DIY watermaker valve assembly

I have a thing against putting holes in my boat. When I bought her, the boat had about 10 below the waterline and I removed all but 4. To supply the water maker I teed my wash down pump seacock as it was the correct size and conveniently located. We generally make water underway and never need the wash down pump when the watermaker is running.

DIY watermaker DIY watermaker control

After everything was connected and the circuits were tested, I started the contraption up for the first time. It was pretty exciting – I knew all the theory and that it was supposed to work, but seeing it output fresh water for the first time was amazing. To start the unit I first open the seacock (it stays shut when not in use do to the amount of plumping connected to it and the number of theoretical failure points) and turn on the booster pump circuit. Now I wait till the entire system fills up with water and all the air is purged. Next, the engine is started and set to an RPM of about 1400.  The high pressure pump circuit is turned on and the system continues to purge without any pressure. Once I am sure I got all the air out of the system I slowly increase the pressure and watch my sample hose and bucket. After the pressure climbs to about 400 psi I check all my high pressure plumbing. No leaks so far! Now I increase to 500 psi and start to see some green liquid come out of my product hose. This was the storage solution and after a few minutes it turned clear. After checking for leaks and checking the pump belt I increased the pressure to 850 psi and the product stream increased to that of a sink faucet. I let about 5 gallons run out and then dropped a glass under the product water hose, raised the glass to my lips and took a swig. Clean, cold, tasteless water! Unbelievable.

Since then we’ve made thousands of gallons of fresh water, taken hundreds of showers and even washed the boat down. Having an endless supply of fresh water that can be produced in a relatively short amount of time it is a luxury that Rachel and I feel was worth the cost and installation time. I enjoyed learning how the system worked and assembling it. I’m an expert on the system in our boat and can fix any part of it, even rebuilding the pump if needed. That’s a claim most with other proprietary systems cannot say. If I should need new membranes they are mass produced and only cost about $250 each, compare that with the cost of other manufactures membranes and the DIY watermaker will look even more attractive.
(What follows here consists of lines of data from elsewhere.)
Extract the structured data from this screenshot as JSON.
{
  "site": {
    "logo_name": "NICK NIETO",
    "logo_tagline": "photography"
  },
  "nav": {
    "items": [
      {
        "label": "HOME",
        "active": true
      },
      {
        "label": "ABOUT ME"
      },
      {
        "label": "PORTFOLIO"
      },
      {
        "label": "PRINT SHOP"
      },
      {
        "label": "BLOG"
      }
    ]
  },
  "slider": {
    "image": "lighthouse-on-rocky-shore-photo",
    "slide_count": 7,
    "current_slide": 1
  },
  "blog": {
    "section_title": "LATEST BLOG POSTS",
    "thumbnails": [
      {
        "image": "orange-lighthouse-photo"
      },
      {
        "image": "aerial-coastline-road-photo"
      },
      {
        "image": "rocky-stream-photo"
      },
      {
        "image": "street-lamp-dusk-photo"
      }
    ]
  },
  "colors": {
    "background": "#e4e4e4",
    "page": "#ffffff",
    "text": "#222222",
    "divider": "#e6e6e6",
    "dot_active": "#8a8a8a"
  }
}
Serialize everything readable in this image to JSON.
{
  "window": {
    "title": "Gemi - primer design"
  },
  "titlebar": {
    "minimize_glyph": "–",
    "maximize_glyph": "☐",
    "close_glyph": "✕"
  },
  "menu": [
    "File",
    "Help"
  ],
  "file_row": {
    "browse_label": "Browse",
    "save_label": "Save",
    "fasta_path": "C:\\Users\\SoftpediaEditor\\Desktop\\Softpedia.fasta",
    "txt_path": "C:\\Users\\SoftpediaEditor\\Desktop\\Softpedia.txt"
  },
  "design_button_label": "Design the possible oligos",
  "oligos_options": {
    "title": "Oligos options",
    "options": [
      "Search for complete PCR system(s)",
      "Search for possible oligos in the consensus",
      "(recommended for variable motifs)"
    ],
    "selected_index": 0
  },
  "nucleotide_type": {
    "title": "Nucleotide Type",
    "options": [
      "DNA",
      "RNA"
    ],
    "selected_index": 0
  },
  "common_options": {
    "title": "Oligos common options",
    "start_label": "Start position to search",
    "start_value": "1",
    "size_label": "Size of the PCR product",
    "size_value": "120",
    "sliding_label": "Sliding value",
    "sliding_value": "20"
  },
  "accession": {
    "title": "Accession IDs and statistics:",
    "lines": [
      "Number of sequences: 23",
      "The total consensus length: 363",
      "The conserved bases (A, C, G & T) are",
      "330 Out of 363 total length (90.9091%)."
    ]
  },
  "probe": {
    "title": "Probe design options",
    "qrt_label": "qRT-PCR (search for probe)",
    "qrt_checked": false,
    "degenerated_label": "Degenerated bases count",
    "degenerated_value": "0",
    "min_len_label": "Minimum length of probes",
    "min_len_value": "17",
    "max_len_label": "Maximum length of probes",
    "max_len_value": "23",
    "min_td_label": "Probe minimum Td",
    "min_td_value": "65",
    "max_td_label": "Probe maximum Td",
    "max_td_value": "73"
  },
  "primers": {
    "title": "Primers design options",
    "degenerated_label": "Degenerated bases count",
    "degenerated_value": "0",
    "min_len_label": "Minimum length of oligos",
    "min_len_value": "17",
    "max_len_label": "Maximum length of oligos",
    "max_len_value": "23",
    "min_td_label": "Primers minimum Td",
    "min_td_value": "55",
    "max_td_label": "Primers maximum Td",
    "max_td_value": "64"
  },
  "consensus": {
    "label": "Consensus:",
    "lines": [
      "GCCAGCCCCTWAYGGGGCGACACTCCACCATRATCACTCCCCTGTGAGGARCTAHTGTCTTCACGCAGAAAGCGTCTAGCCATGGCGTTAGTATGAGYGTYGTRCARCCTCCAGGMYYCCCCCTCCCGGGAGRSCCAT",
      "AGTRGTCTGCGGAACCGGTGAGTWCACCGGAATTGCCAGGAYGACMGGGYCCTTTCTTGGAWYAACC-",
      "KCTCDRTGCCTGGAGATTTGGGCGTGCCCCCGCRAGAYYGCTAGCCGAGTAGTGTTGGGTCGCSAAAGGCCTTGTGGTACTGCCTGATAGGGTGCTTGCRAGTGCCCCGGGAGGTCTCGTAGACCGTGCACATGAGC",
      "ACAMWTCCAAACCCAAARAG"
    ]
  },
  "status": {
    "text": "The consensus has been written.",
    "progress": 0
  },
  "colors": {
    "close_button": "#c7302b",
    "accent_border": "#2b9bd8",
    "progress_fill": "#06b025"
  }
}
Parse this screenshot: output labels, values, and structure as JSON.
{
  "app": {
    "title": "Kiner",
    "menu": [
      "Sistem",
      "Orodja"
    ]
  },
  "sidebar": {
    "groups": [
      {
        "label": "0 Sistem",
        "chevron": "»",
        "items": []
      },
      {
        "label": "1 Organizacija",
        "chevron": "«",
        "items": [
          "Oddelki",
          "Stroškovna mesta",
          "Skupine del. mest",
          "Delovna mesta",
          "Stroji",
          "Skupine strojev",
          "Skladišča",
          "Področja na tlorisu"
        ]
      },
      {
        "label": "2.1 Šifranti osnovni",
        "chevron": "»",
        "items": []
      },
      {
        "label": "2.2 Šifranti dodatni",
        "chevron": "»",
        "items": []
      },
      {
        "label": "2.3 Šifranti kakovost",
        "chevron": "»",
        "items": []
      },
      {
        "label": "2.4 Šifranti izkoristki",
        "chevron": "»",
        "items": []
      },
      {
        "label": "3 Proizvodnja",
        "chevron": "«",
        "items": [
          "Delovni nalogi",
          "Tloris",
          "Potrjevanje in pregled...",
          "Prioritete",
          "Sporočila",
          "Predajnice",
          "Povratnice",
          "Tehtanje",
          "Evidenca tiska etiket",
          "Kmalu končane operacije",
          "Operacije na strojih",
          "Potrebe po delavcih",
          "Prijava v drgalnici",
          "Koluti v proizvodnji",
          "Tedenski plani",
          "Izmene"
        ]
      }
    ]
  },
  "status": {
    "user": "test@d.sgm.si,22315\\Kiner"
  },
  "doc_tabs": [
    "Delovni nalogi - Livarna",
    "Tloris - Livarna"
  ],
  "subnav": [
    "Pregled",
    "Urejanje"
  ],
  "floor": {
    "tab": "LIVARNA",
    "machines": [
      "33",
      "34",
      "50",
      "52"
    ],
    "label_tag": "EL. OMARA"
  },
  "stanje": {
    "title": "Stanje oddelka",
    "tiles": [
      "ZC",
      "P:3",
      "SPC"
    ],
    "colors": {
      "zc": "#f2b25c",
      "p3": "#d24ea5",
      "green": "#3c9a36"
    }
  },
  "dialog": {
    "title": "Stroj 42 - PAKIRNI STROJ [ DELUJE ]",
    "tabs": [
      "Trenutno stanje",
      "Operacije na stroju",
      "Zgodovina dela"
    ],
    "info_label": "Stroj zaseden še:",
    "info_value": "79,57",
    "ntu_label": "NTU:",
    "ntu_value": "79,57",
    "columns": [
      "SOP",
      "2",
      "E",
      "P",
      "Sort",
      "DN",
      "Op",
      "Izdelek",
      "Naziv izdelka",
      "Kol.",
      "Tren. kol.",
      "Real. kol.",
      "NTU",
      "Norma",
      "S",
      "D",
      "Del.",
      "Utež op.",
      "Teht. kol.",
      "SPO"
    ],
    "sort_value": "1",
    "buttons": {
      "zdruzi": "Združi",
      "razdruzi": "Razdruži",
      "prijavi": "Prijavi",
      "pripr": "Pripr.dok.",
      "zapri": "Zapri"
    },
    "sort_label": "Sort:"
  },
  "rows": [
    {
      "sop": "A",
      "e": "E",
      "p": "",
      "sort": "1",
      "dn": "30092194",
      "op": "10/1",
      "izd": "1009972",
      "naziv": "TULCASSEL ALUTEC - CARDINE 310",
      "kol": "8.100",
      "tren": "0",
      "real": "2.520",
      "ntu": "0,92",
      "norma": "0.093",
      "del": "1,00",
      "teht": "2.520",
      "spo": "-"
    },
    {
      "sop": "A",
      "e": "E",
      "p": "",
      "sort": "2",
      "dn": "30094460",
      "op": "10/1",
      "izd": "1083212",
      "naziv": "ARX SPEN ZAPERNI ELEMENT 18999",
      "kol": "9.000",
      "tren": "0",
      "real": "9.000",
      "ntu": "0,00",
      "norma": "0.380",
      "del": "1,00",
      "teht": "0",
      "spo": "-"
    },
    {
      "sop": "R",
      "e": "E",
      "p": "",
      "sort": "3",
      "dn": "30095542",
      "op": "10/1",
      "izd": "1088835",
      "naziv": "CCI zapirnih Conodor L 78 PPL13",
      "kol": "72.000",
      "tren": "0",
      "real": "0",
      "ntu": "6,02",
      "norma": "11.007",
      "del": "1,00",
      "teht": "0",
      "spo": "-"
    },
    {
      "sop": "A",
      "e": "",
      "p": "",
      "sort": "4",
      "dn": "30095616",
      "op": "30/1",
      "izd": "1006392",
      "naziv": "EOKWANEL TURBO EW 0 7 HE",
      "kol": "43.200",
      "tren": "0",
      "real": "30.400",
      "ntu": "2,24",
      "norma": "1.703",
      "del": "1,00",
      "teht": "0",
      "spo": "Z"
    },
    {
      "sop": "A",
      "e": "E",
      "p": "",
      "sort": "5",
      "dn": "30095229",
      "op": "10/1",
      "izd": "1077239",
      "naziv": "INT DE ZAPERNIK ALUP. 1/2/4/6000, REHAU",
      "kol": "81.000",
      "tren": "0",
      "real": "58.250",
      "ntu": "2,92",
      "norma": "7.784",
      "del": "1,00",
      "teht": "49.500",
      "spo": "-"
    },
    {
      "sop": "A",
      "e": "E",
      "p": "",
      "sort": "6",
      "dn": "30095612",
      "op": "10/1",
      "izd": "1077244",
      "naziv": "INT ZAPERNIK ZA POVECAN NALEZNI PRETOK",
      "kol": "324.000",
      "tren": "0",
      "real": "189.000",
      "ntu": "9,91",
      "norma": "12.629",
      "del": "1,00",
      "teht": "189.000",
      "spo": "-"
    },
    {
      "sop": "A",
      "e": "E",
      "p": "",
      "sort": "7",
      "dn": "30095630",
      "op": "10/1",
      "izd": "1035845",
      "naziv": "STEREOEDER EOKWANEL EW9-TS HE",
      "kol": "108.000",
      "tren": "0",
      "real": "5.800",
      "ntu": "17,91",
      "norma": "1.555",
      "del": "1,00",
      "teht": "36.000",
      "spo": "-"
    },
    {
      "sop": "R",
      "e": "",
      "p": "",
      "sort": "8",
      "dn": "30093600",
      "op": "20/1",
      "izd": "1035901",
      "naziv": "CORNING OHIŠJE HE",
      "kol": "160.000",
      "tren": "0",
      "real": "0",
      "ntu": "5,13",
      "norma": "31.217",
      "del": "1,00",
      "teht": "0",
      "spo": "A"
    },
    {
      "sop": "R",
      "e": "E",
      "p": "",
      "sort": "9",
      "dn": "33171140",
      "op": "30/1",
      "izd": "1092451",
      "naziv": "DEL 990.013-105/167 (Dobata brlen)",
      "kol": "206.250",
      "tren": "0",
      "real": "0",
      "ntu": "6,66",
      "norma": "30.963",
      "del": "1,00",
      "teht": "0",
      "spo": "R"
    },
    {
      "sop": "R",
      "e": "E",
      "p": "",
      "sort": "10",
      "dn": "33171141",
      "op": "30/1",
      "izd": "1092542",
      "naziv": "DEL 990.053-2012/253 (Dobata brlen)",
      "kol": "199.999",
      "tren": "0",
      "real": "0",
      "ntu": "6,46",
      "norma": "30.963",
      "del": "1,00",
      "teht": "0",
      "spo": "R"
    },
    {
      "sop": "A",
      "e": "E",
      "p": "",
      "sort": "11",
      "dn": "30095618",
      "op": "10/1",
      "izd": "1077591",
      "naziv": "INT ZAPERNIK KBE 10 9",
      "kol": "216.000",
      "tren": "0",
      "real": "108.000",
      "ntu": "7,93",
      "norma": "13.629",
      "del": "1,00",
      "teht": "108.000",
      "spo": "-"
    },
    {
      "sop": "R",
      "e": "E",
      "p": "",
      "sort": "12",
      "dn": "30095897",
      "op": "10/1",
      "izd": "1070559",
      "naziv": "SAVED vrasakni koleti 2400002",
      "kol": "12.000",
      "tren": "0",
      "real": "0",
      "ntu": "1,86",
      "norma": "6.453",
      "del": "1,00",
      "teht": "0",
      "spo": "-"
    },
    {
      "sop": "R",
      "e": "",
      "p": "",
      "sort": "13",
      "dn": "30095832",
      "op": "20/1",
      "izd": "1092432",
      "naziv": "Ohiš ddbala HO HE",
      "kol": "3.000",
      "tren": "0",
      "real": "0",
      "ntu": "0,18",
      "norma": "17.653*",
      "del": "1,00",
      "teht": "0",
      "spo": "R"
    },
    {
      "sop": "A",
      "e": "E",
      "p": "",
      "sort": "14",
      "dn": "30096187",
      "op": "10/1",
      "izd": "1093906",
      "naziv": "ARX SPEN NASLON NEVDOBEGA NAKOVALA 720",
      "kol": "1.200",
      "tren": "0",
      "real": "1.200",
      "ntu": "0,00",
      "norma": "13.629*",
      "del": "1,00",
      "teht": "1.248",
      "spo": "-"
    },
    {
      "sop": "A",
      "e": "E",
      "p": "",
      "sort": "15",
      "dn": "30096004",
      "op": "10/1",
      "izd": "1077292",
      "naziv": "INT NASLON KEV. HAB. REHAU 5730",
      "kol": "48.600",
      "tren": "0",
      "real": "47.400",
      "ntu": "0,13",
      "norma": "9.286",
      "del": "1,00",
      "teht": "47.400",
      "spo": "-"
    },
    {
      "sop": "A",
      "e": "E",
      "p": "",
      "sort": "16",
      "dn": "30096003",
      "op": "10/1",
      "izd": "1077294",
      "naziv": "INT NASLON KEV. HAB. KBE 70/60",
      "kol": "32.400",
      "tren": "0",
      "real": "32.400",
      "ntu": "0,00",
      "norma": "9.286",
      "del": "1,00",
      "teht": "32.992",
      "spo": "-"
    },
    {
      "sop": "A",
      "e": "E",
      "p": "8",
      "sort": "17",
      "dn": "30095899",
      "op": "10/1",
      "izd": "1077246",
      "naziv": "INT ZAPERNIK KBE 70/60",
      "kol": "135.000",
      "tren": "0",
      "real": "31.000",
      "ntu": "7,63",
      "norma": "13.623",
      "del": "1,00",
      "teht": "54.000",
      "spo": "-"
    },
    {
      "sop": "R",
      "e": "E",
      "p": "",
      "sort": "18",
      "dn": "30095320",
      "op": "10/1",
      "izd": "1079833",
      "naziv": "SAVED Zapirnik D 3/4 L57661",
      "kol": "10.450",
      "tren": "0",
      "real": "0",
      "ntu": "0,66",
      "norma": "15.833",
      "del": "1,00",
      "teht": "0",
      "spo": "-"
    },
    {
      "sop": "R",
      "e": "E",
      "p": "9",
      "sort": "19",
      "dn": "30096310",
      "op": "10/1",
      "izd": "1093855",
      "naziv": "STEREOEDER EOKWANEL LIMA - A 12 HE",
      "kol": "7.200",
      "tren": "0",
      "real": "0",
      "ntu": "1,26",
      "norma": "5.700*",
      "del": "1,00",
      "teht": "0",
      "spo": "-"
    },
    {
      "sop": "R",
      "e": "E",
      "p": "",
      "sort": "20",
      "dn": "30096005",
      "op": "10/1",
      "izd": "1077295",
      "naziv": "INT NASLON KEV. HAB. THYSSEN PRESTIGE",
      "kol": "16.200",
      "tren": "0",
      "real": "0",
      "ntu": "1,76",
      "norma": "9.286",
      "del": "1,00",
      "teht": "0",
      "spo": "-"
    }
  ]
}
The downsides to the DIY watermaker are the size and amount of room it takes up. Given the amount of water it produces I’m ok with this tradeoff – we had the space on our boat. Another issue with this system is I think it scares some people. They want to press a button and have it produce water without manually operating the unit. This fact may lower the resale value if the boat was ever sold. I’m convinced however that since its well installed and comprised of quality components, to the right buyer it will actually be an advantage.

Let me know if you have any questions about the installation or the parts and I’d be happy to share further information.


This article was syndicated from Cruising – Beautiful Crazy Happiness


  1. Glenn Packer

    I would not worry over resale value. Ships systems are of very little value at resale time due to there uncertain history , maintenance record and needs or wants of the new owner. To someone buying your boat for weekend use a water mater has no value at all. I find your choice of a DYI system to be an excellent choice providing you with a robust useful system at rock bottom cost.